SunMine has more solar potential than any other location in the province. It is normally above the clouds, on a south-facing slope that receives 300 days of sunshine a year. As PV solar becomes more efficient at lower temperatures, SunMine will produce results similar to California’s. “This has the potential to become the biggest solar project in North America,” said de Spot. Though the usages of an old mine site are limited, it was perfect for a solar facility. The costly high capacity transmission lines and substations, which SunMine would need, were already built. As the site is a brownfield area, there will be no damages to the local ecosystem.

Kevin Wilson, Kimberly’s Economic Development Officer, thinks of this project as part of the next stage of Western Canada’s development. The era of mass resource extraction seems to be ending. SunMine provides a renewable alternative.

Seventy-eight per cent of the population agreed in a city referendum to decide if they would borrow $2 million to get the project started.

The mining company got involved. It had been known as Teck Cominco sometime after operations in the Sullivan mine began during the early 1900s. Teck still has an office in Kimberly, from which it manages dormant mines throughout North America. Teck agreed to lease the old Sullivan site to the city at no cost, and contributed another $2 million towards developing the project.
“For Teck, I think this is about their legacy and the long term evolution of the community,” said Wilson.  
“This is exactly the type of forward-thinking project the Innovative Clean Energy Fund was created to help support,” said Minister of Energy and Mines Bill Bennett.

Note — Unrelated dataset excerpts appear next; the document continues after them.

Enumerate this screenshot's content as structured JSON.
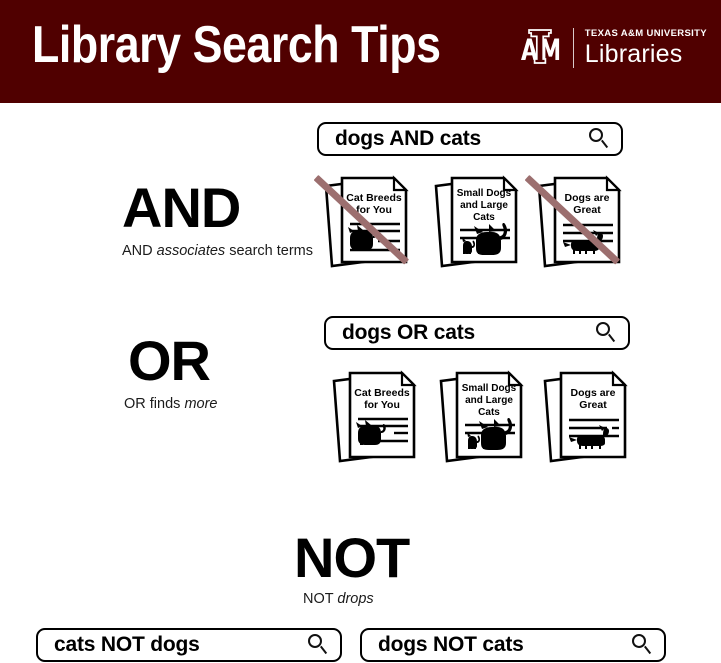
{
  "header": {
    "title": "Library Search Tips",
    "brand": {
      "logo_mark": "texas-am-atm-logo",
      "line1": "TEXAS A&M UNIVERSITY",
      "line2": "Libraries"
    },
    "background_color": "#500000"
  },
  "colors": {
    "maroon": "#500000",
    "strikethrough": "#9c6f6f",
    "text": "#000000"
  },
  "sections": [
    {
      "id": "and",
      "operator": "AND",
      "description_prefix": "AND ",
      "description_emphasis": "associates",
      "description_suffix": " search terms",
      "search": {
        "value": "dogs AND cats",
        "icon": "search-icon"
      },
      "documents": [
        {
          "title_lines": [
            "Cat Breeds",
            "for You"
          ],
          "animals": [
            "cat"
          ],
          "struck_out": true
        },
        {
          "title_lines": [
            "Small Dogs",
            "and Large",
            "Cats"
          ],
          "animals": [
            "dog",
            "cat"
          ],
          "struck_out": false
        },
        {
          "title_lines": [
            "Dogs are",
            "Great"
          ],
          "animals": [
            "dachshund"
          ],
          "struck_out": true
        }
      ]
    },
    {
      "id": "or",
      "operator": "OR",
      "description_prefix": "OR finds ",
      "description_emphasis": "more",
      "description_suffix": "",
      "search": {
        "value": "dogs OR cats",
        "icon": "search-icon"
      },
      "documents": [
        {
          "title_lines": [
            "Cat Breeds",
            "for You"
          ],
          "animals": [
            "cat"
          ],
          "struck_out": false
        },
        {
          "title_lines": [
            "Small Dogs",
            "and Large",
            "Cats"
          ],
          "animals": [
            "dog",
            "cat"
          ],
          "struck_out": false
        },
        {
          "title_lines": [
            "Dogs are",
            "Great"
          ],
          "animals": [
            "dachshund"
          ],
          "struck_out": false
        }
      ]
    },
    {
      "id": "not",
      "operator": "NOT",
      "description_prefix": "NOT ",
      "description_emphasis": "drops",
      "description_suffix": "",
      "searches": [
        {
          "value": "cats NOT dogs",
          "icon": "search-icon"
        },
        {
          "value": "dogs NOT cats",
          "icon": "search-icon"
        }
      ]
    }
  ]
}
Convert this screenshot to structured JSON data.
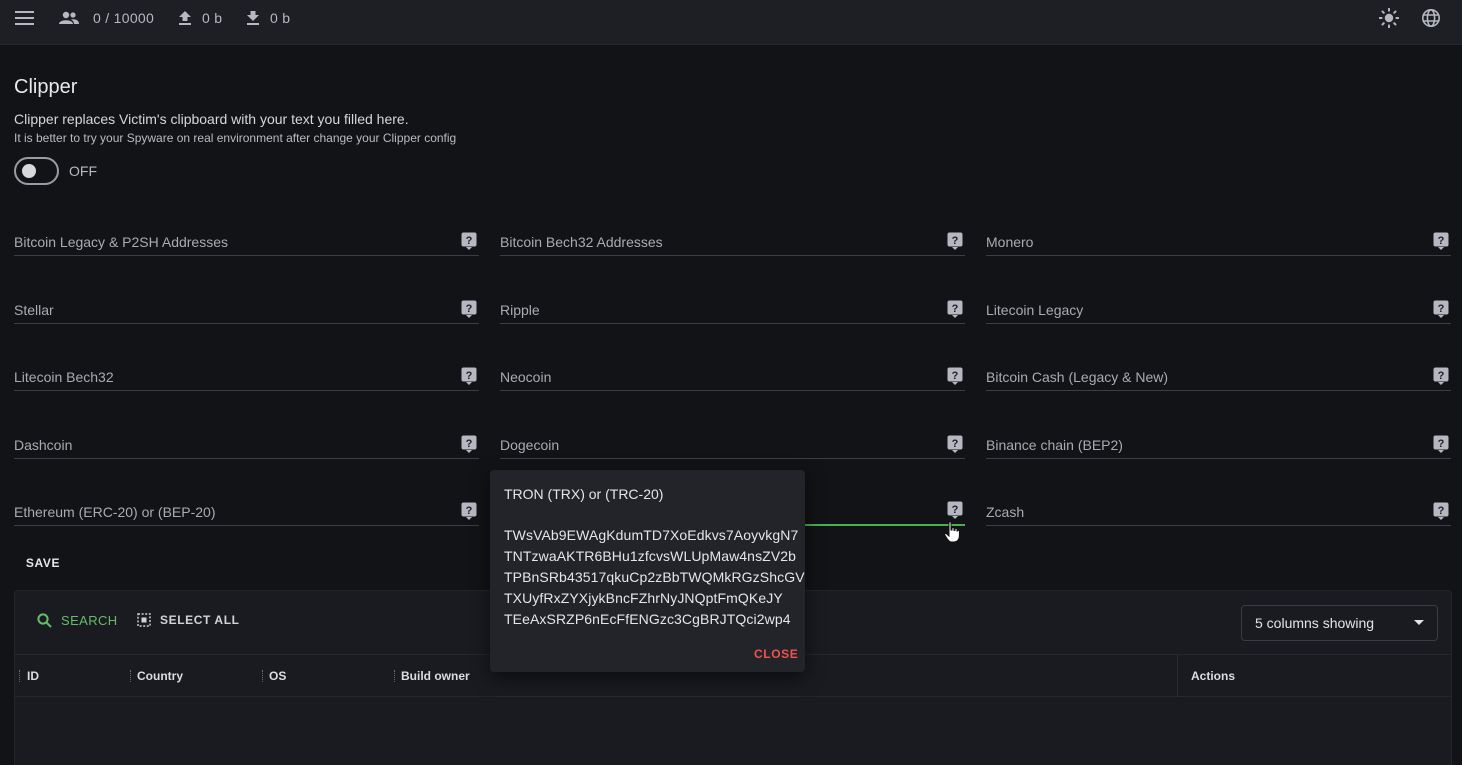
{
  "topbar": {
    "clients": "0 / 10000",
    "upload": "0 b",
    "download": "0 b",
    "icons": [
      "menu-icon",
      "users-icon",
      "upload-icon",
      "download-icon",
      "theme-icon",
      "language-icon"
    ]
  },
  "page": {
    "title": "Clipper",
    "description": "Clipper replaces Victim's clipboard with your text you filled here.",
    "note": "It is better to try your Spyware on real environment after change your Clipper config",
    "toggle_label": "OFF",
    "toggle_on": false
  },
  "fields": [
    {
      "label": "Bitcoin Legacy & P2SH Addresses",
      "value": ""
    },
    {
      "label": "Bitcoin Bech32 Addresses",
      "value": ""
    },
    {
      "label": "Monero",
      "value": ""
    },
    {
      "label": "Stellar",
      "value": ""
    },
    {
      "label": "Ripple",
      "value": ""
    },
    {
      "label": "Litecoin Legacy",
      "value": ""
    },
    {
      "label": "Litecoin Bech32",
      "value": ""
    },
    {
      "label": "Neocoin",
      "value": ""
    },
    {
      "label": "Bitcoin Cash (Legacy & New)",
      "value": ""
    },
    {
      "label": "Dashcoin",
      "value": ""
    },
    {
      "label": "Dogecoin",
      "value": ""
    },
    {
      "label": "Binance chain (BEP2)",
      "value": ""
    },
    {
      "label": "Ethereum (ERC-20) or (BEP-20)",
      "value": ""
    },
    {
      "label": "",
      "value": ""
    },
    {
      "label": "Zcash",
      "value": ""
    }
  ],
  "save_label": "SAVE",
  "popover": {
    "title": "TRON (TRX) or (TRC-20)",
    "addresses": [
      "TWsVAb9EWAgKdumTD7XoEdkvs7AoyvkgN7",
      "TNTzwaAKTR6BHu1zfcvsWLUpMaw4nsZV2b",
      "TPBnSRb43517qkuCp2zBbTWQMkRGzShcGV",
      "TXUyfRxZYXjykBncFZhrNyJNQptFmQKeJY",
      "TEeAxSRZP6nEcFfENGzc3CgBRJTQci2wp4"
    ],
    "close_label": "CLOSE"
  },
  "grid": {
    "search_label": "SEARCH",
    "select_all_label": "SELECT ALL",
    "columns_label": "5 columns showing",
    "columns": [
      "ID",
      "Country",
      "OS",
      "Build owner",
      "Actions"
    ]
  },
  "colors": {
    "background": "#121316",
    "topbar": "#1d1f25",
    "accent_green": "#66bb6a",
    "close_red": "#ef5350",
    "help_icon": "#b6b7c0"
  }
}
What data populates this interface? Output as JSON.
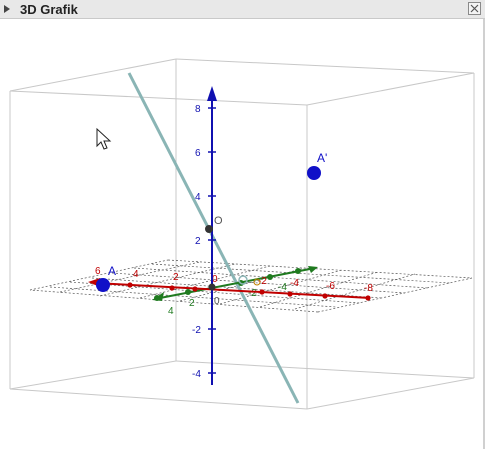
{
  "view": {
    "title": "3D Grafik"
  },
  "icons": {
    "collapse": "collapse-triangle-icon",
    "close": "close-x-icon",
    "cursor": "mouse-cursor-icon"
  },
  "colors": {
    "x_axis": "#c00000",
    "y_axis": "#1f7a1f",
    "z_axis": "#1010b0",
    "line": "#8ab5b5",
    "point": "#1010c8"
  },
  "axes": {
    "z_ticks": [
      "8",
      "6",
      "4",
      "2",
      "-2",
      "-4"
    ],
    "x_ticks": [
      "6",
      "4",
      "2",
      "0",
      "-2",
      "-4",
      "-6",
      "-8"
    ],
    "y_ticks": [
      "4",
      "2",
      "-2",
      "-4"
    ]
  },
  "points": {
    "A": "A",
    "A_prime": "A'",
    "O": "O",
    "origin": "0"
  }
}
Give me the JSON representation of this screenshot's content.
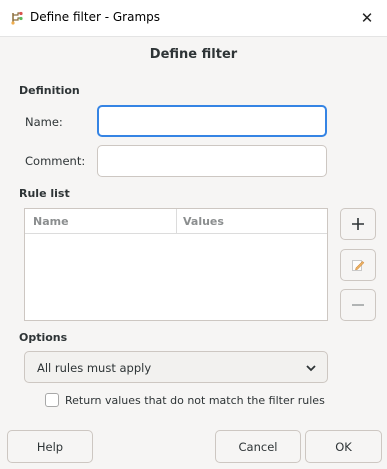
{
  "window": {
    "title": "Define filter - Gramps",
    "close_glyph": "✕"
  },
  "dialog": {
    "title": "Define filter"
  },
  "definition": {
    "section_label": "Definition",
    "name_label": "Name:",
    "name_value": "",
    "comment_label": "Comment:",
    "comment_value": ""
  },
  "rule_list": {
    "section_label": "Rule list",
    "columns": [
      "Name",
      "Values"
    ],
    "rows": [],
    "buttons": {
      "add_icon": "plus-icon",
      "edit_icon": "edit-icon",
      "remove_icon": "minus-icon"
    }
  },
  "options": {
    "section_label": "Options",
    "selected": "All rules must apply",
    "invert_label": "Return values that do not match the filter rules",
    "invert_checked": false
  },
  "footer": {
    "help": "Help",
    "cancel": "Cancel",
    "ok": "OK"
  },
  "colors": {
    "accent": "#3584e4",
    "background": "#f6f5f4"
  }
}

The province of British Columbia contributed $1 million, which meant the only money Kimberly has to repay is its $2 million mortgage.

Construction began last April. SunMine was built on six acres of the old mine site. There are over 4,000 solar-cell modules, mounted on 96 solar trackers which follow the sun’s movement, maximizing solar exposure. It will briefly be Western Canada’s largest operational solar project, but that honour will soon pass to a 6 MW solar thermal solar project in Medicine Hat.

SunMine is the first utility scale solar project in BC to sell power to the BC Hydro grid. It has a contract to provide up to 2 MW of electricity to the grid. Michel de Spot said the site could provide 200 MW.

This could make SunMine the largest solar project in North America, but would also require a substantial investment. The 11 cents a kWh BC Hydro is likely to pay is not sufficient to finance further expansion. Wilson believes they could do it if they were receiving 13 cents a kWh. “I think BC Hydro would be interested in purchasing more energy if the terms were suitable,” said Wilson.

BC Hydro could develop Site C for less, unless you factor in the damages to the Peace River area. Thousands of acres of what appears to be the province’s best farmland would be drowned. There would be considerable damage to local habitat and wildlife. According to terms of Treaty #8, local First Nations are promised the use of land that will be submerged “as long as the sun shines, the grass grows and the river flows.”
SunMine will go online early in 2015.